And it was the response to the comments from Brent Bozell, chairman of the conservative group ForAmerica.
“That thinking is utterly contrary to what grassroots Republicans believe. He is reflecting the viewpoint of the Chamber of Commerce and big business,” he said.
Conservative lawmakers declined to outright take aim at Bush, but they showed surprise at his comments.
“Well, I don’t think [he] would” suggest an accelerated pathway to citizenship for DREAMers, said Rep. Raul Labrador, when asked about the hypothetical case of a potential GOP presidential candidate proposing such a thing.
“You look at what Jeb Bush has said…and it’s well within the mainstream of the Republican Party,” he added.
Confronted with Bush’s comments, Labrador demurred, saying he hadn’t seen the interview so he couldn’t comment.
Immigration hardliner Rep. Steve King, too, avoided knocking Bush, but suggested his comment on immigration “repopulating” Detroit was out of touch.
“I would probably have sat on the mountaintop a long time before I would have thought of that,” he said with a chuckle.
The comments add to one of Bush’s greatest challenges in the GOP primary — a record that, while once conservative for the party, hasn’t aged well as the GOP has moved farther right. Bozell warned that, once the gloves are off, Bush’s comments will haunt him through the primary.
“Watch for his opponents to smack him in the mouth all primary season long with his own words,” he said.
And his record and rhetoric on immigration reform in particular are likely to cause him trouble in the key early states of Iowa and South Carolina, where the social-conservative GOP base is strong and immigration is a hot-button issue.
Texas-based GOP operative Matt Mackowiak suggested this offers conservatives who are already skeptical of the former Florida governor more reason to be wary.
“It kind of pours gasoline on the fire among conservatives who don’t trust Jeb on immigration,” he said.
Mackowiak noted that Bush hadn’t done anything to try to move farther to the right on immigration, or explain his previous comments.
“They’re either convinced that they can’t change the way people view him, or, as he said, he needs to persuade Republicans on this,” he said.
He said “we’ll see” whether that happens, and suggested Iowa would be a good test of whether Bush is successful at convincing the party to get on board.
But if Bush does attempt to move farther right, he risks being labeled at best a flip-flopper and at worst a panderer, and offers fodder for Democratic attacks.

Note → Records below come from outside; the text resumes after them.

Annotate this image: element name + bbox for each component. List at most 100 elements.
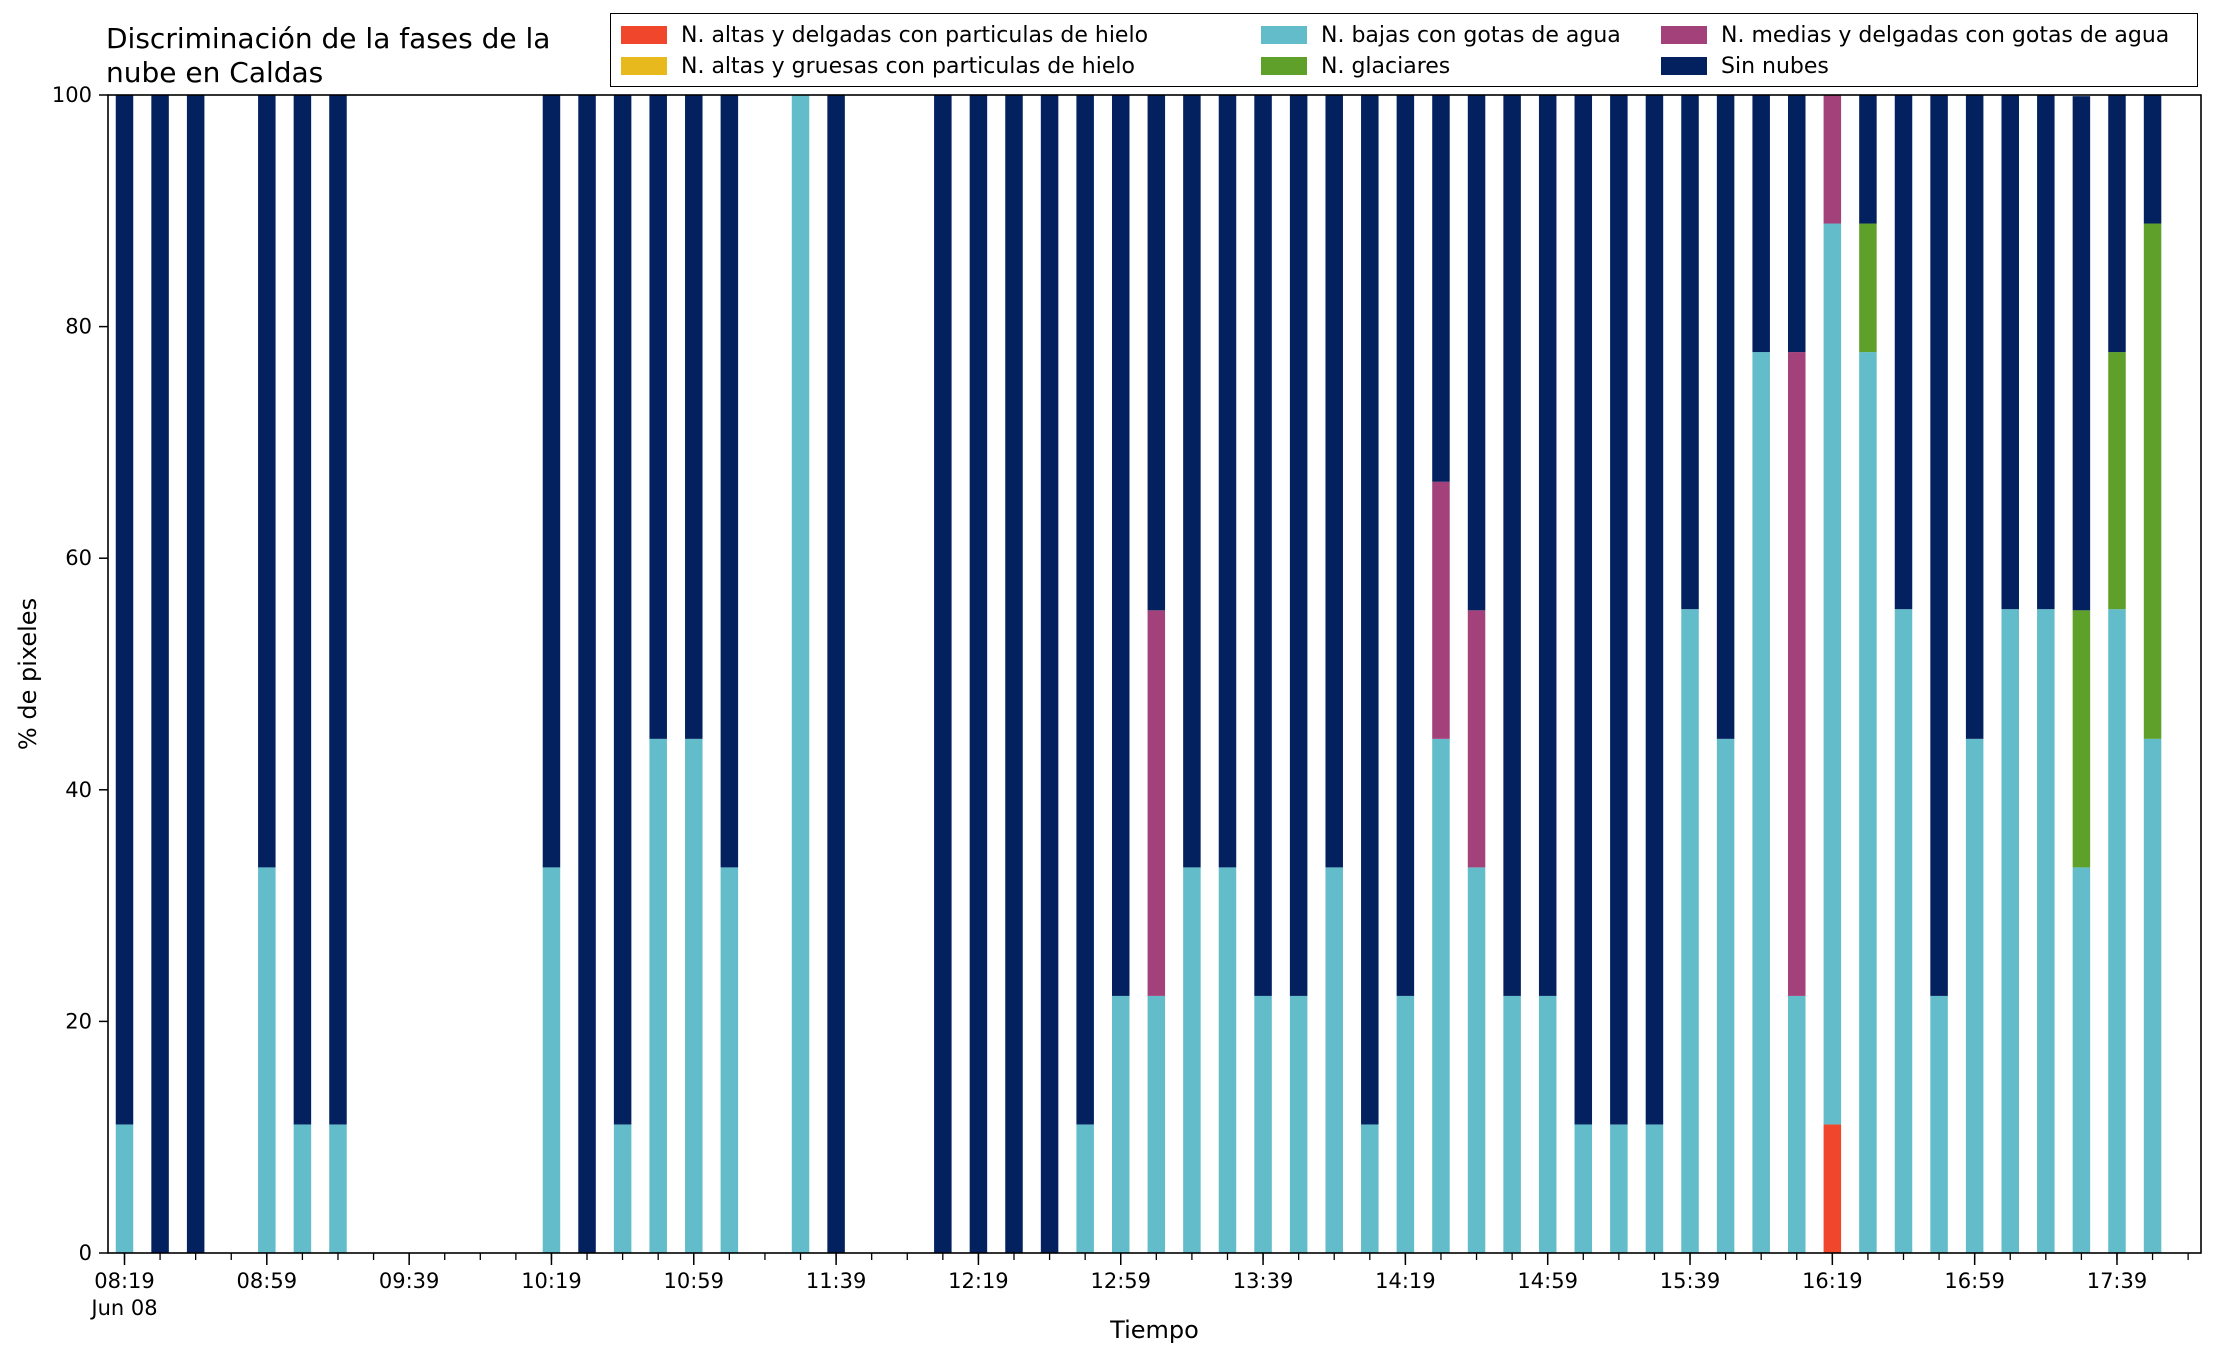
bar-segment [1859,95,1877,224]
chart-legend: N. altas y delgadas con particulas de hi… [610,13,2198,87]
bar-segment [1894,609,1913,1253]
bar-segment [1752,95,1770,353]
bar-segment [578,95,596,1253]
bar-segment [186,95,205,1253]
bar-segment [1823,95,1842,224]
bar-segment [2072,867,2091,1253]
bar-segment [1681,95,1699,610]
legend-swatch [1661,57,1707,75]
legend-swatch [621,57,667,75]
bar-segment [1147,95,1166,611]
bar-segment [1432,738,1450,1253]
bar-segment [1183,867,1201,1253]
bar-segment [2143,738,2162,1253]
bar-segment [1396,95,1415,996]
bar-segment [1610,1124,1628,1253]
bar-segment [1965,738,1984,1253]
bar-segment [293,95,312,1125]
bar-segment [1965,95,1984,739]
bar-segment [2072,96,2091,611]
bar-segment [613,95,632,1125]
bar-segment [115,95,134,1125]
bar-segment [1467,610,1486,868]
bar-segment [1076,1124,1094,1253]
bar-segment [1289,995,1308,1253]
chart-title: Discriminación de la fases de la nube en… [106,22,551,89]
legend-label: N. altas y delgadas con particulas de hi… [681,22,1149,48]
bar-segment [1147,610,1166,996]
bar-segment [258,95,276,868]
bar-segment [685,95,703,739]
legend-item: N. altas y gruesas con particulas de hie… [621,51,1135,81]
bar-segment [1289,95,1308,996]
bar-segment [2143,223,2162,739]
bar-segment [115,1124,134,1253]
x-tick-label: 16:59 [1944,1269,2005,1293]
bar-segment [934,95,952,1253]
bar-segment [2037,95,2055,610]
bar-segment [2001,609,2019,1253]
legend-label: N. bajas con gotas de agua [1321,22,1621,48]
y-tick-label: 40 [65,778,92,802]
bar-segment [1254,995,1272,1253]
bar-segment [720,867,739,1253]
x-tick-label: 14:59 [1517,1269,1578,1293]
bar-segment [329,1124,347,1253]
bar-segment [151,95,169,1253]
bar-segment [649,95,667,739]
bar-segment [791,95,810,1253]
y-tick-label: 20 [65,1009,92,1033]
x-tick-label: 17:39 [2087,1269,2148,1293]
bar-segment [2108,352,2126,610]
bar-segment [2108,609,2126,1253]
y-axis-label: % de pixeles [14,598,42,750]
y-tick-label: 80 [65,315,92,339]
y-tick-label: 100 [52,83,92,107]
bar-segment [2001,95,2019,610]
x-tick-label: 14:19 [1375,1269,1436,1293]
bar-segment [1859,352,1877,1254]
bar-segment [1040,95,1059,1253]
bar-segment [2037,609,2055,1253]
bars-group [115,95,2162,1254]
bar-segment [1823,1124,1842,1253]
bar-segment [1859,223,1877,353]
legend-swatch [1261,26,1307,44]
bar-segment [1218,867,1237,1253]
bar-segment [1147,995,1166,1253]
x-tick-label: 11:39 [806,1269,867,1293]
x-tick-label: 09:39 [379,1269,440,1293]
bar-segment [1894,95,1913,610]
bar-segment [1503,995,1521,1253]
legend-swatch [621,26,667,44]
legend-item: N. medias y delgadas con gotas de agua [1661,20,2169,50]
legend-item: N. bajas con gotas de agua [1261,20,1621,50]
bar-segment [2072,610,2091,868]
bar-segment [1716,738,1735,1253]
bar-segment [1183,95,1201,868]
legend-label: Sin nubes [1721,53,1829,79]
bar-segment [1005,95,1023,1253]
bar-segment [1930,995,1948,1253]
bar-segment [542,867,561,1253]
bar-segment [1111,995,1130,1253]
y-tick-label: 0 [79,1241,92,1265]
x-tick-label: 16:19 [1802,1269,1863,1293]
x-date-label: Jun 08 [89,1296,157,1320]
bar-segment [1361,95,1379,1125]
bar-segment [1325,95,1343,868]
bar-segment [1432,95,1450,482]
bar-segment [1645,1124,1664,1253]
legend-label: N. altas y gruesas con particulas de hie… [681,53,1135,79]
x-tick-label: 12:59 [1090,1269,1151,1293]
bar-segment [1823,223,1842,1125]
x-tick-label: 13:39 [1233,1269,1294,1293]
bar-segment [1681,609,1699,1253]
bar-segment [1396,995,1415,1253]
legend-item: N. altas y delgadas con particulas de hi… [621,20,1148,50]
bar-segment [2143,95,2162,224]
x-tick-label: 10:59 [664,1269,725,1293]
bar-segment [685,738,703,1253]
bar-segment [1610,95,1628,1125]
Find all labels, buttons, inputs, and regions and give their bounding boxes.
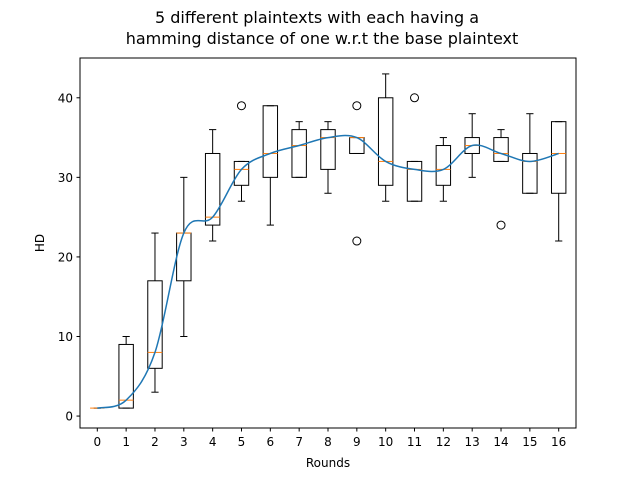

Indeed, Jesse Lehrich, spokesman for American Bridge, accused Bush of “flagrant pandering” to a friendly audience, while veering to the right under different circumstances.
“It turns out that if you put Jeb Bush in the right room, he talks like Ted Kennedy. Put him somewhere else and he’s the ‘head-banging conservative’ he once declared himself,” he said.
“Maybe he doesn’t realize how much has changed in the 13 years since he last ran for public office, but these days, the cameras are always rolling — and flagrant pandering isn’t a good look.”